Election campaigns in nine Mexican states that will elect governors on July 1 are now in full swing after four of them officially began their campaign periods yesterday.
Candidates in Chiapas, Morelos, Puebla and Veracruz have joined their counterparts in Mexico City, Guanajuato, Jalisco, Tabasco and Yucatán on the campaign trail for what will collectively be Mexico’s largest elections in history.
In total, 49 hopefuls will contend the races for governor in eight states and that of head of government — or mayor — in Mexico City.
The presidency, 500 seats in the lower house of Mexico’s Congress and 128 federal Senate spots are also up for grabs as are thousands more elected positions at state and municipal levels.
According to the National Electoral Institute (INE), more than 89.2 million residents of Mexico will be eligible to vote while more than 100,000 Mexicans living abroad have also registered their intention to take part in the elections.

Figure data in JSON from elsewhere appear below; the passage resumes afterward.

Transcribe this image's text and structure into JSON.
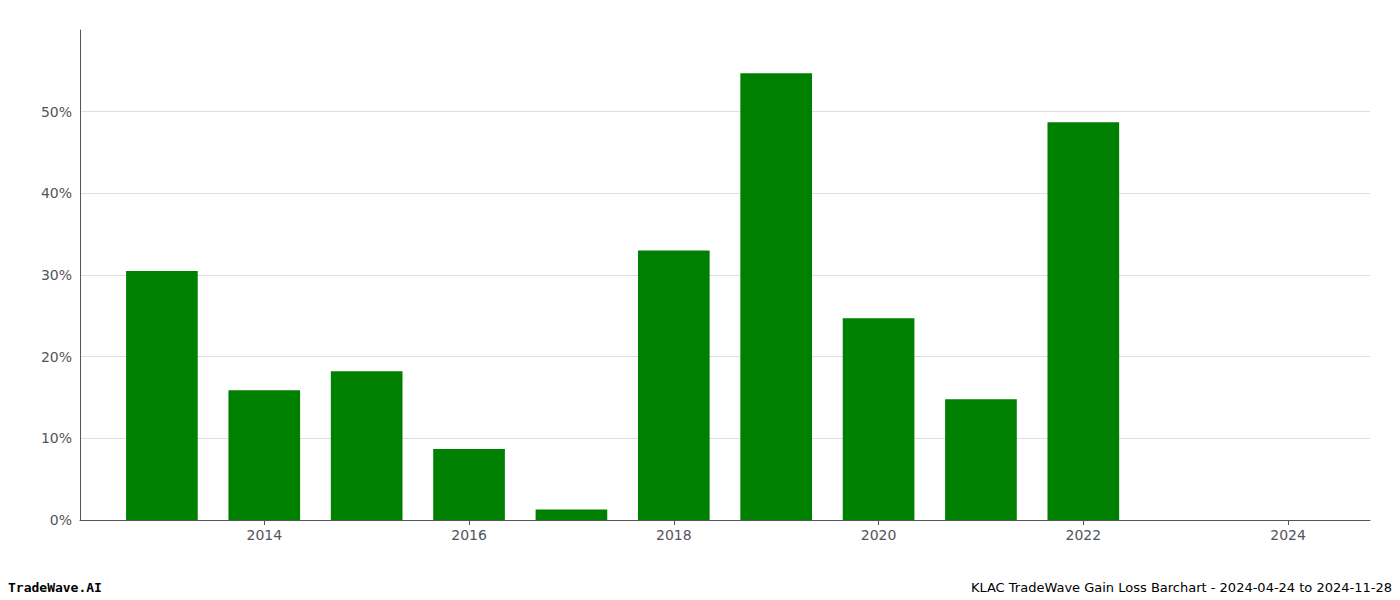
{
  "chart_data": {
    "type": "bar",
    "x": [
      2013,
      2014,
      2015,
      2016,
      2017,
      2018,
      2019,
      2020,
      2021,
      2022,
      2023
    ],
    "values": [
      0.305,
      0.159,
      0.182,
      0.087,
      0.013,
      0.33,
      0.547,
      0.247,
      0.148,
      0.487,
      0.0
    ],
    "color": "#008000",
    "xlim": [
      2012.2,
      2024.8
    ],
    "xticks": [
      2014,
      2016,
      2018,
      2020,
      2022,
      2024
    ],
    "ylim": [
      0,
      0.6
    ],
    "yticks": [
      {
        "value": 0.0,
        "label": "0%"
      },
      {
        "value": 0.1,
        "label": "10%"
      },
      {
        "value": 0.2,
        "label": "20%"
      },
      {
        "value": 0.3,
        "label": "30%"
      },
      {
        "value": 0.4,
        "label": "40%"
      },
      {
        "value": 0.5,
        "label": "50%"
      }
    ],
    "grid": true,
    "annotations": [
      "TradeWave.AI",
      "KLAC TradeWave Gain Loss Barchart - 2024-04-24 to 2024-11-28"
    ]
  }
}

In the nine states where elections will take place concurrently with the federal poll, voters will have to fill in up to six ballots given the range of state and federal candidates they will elect.

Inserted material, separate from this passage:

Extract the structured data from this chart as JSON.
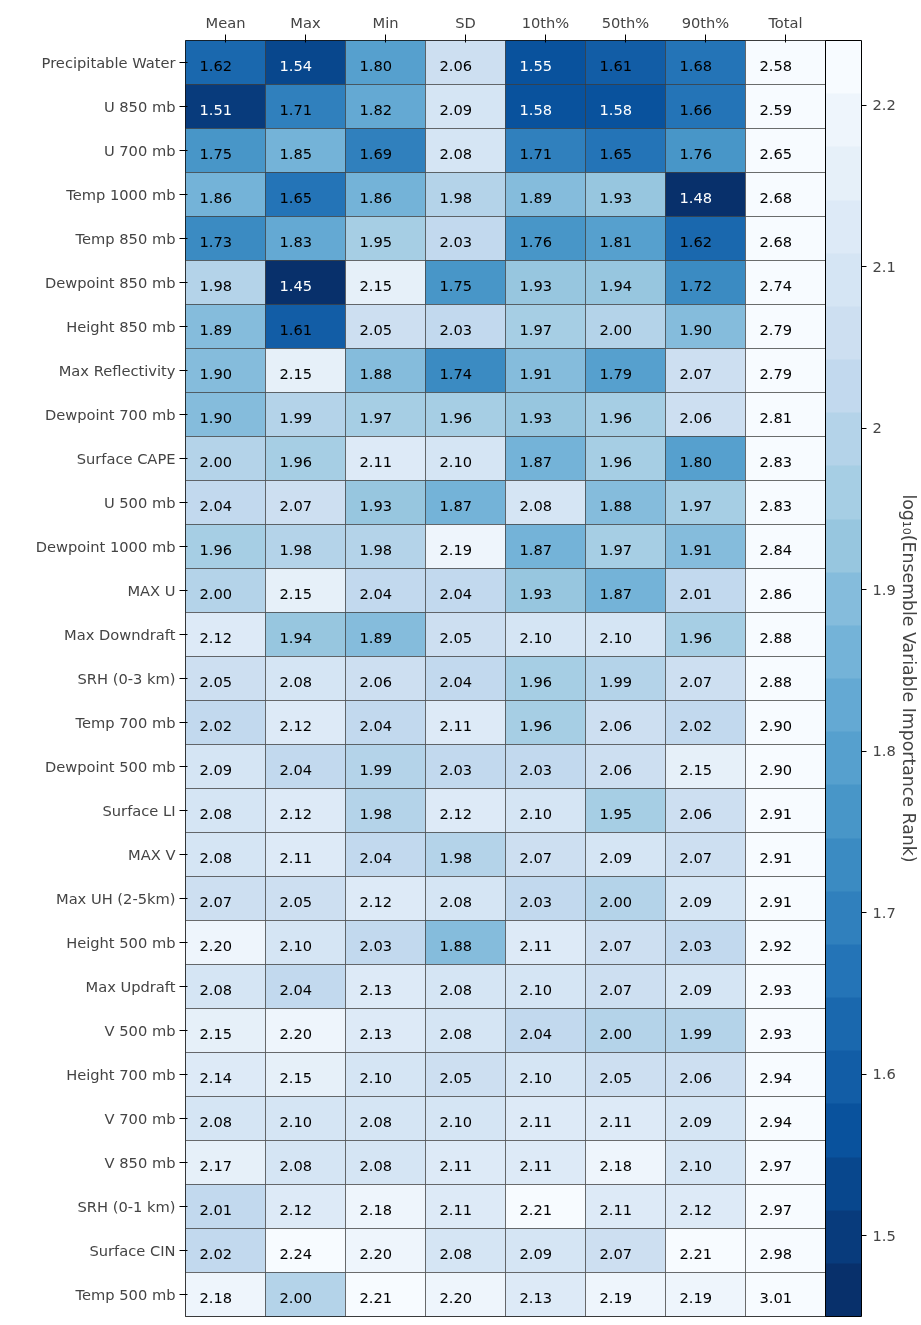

In three states, citizens will have the opportunity to vote for a close family member of a current or past state governor.
Candidates in Veracruz and Morelos hope to succeed their father and step-father respectively — who currently hold the states’ top jobs — while in Puebla, Martha Erika Alonso is aspiring to follow in the footsteps of her husband and former governor Rafael Moreno Valle.
In the contest to become the next mayor of the capital — sometimes considered the second most important and powerful political position in the country — the candidate for the Morena Party-led “Together We Will Make History” coalition appears most likely to win.
A survey conducted by Massive Caller showed that more than 40% of people who saw the first Mexico City mayoral debate on April 18 considered Claudia Sheinbaum the winner and opinion polls have indicated that she has a clear advantage over her main rivals.
Alejandra Barrales of the right-left coalition “For Mexico City in Front” is Sheinbaum’s nearest rival, while Institutional Revolutionary Party (PRI) candidate Mikel Arriola is lagging in third place.
The situation mirrors the scenario at the federal level, with polls consistently showing that Andrés Manuel López Obrador has a commanding lead over second-placed Ricardo Anaya and the PRI candidate, José Antonio Meade.
If the voter sentiment shown in polls is reflected in the July 1 election, the leftist Morena party will win power both federally and in Mexico City and possibly in some of the other nine states where it is fielding gubernatorial candidates.
With just over two months until election day, political advertising that is already bombarding the nation’s television screens, radio stations and other media will only intensify.
By the time citizens vote at one of more than 155,000 polling stations around the country, countless millions of political ads will have played.
Voters will finally get some peace on June 27 when the official campaign period concludes, giving them four days to weigh their options while free from the candidates’ public pleas for support.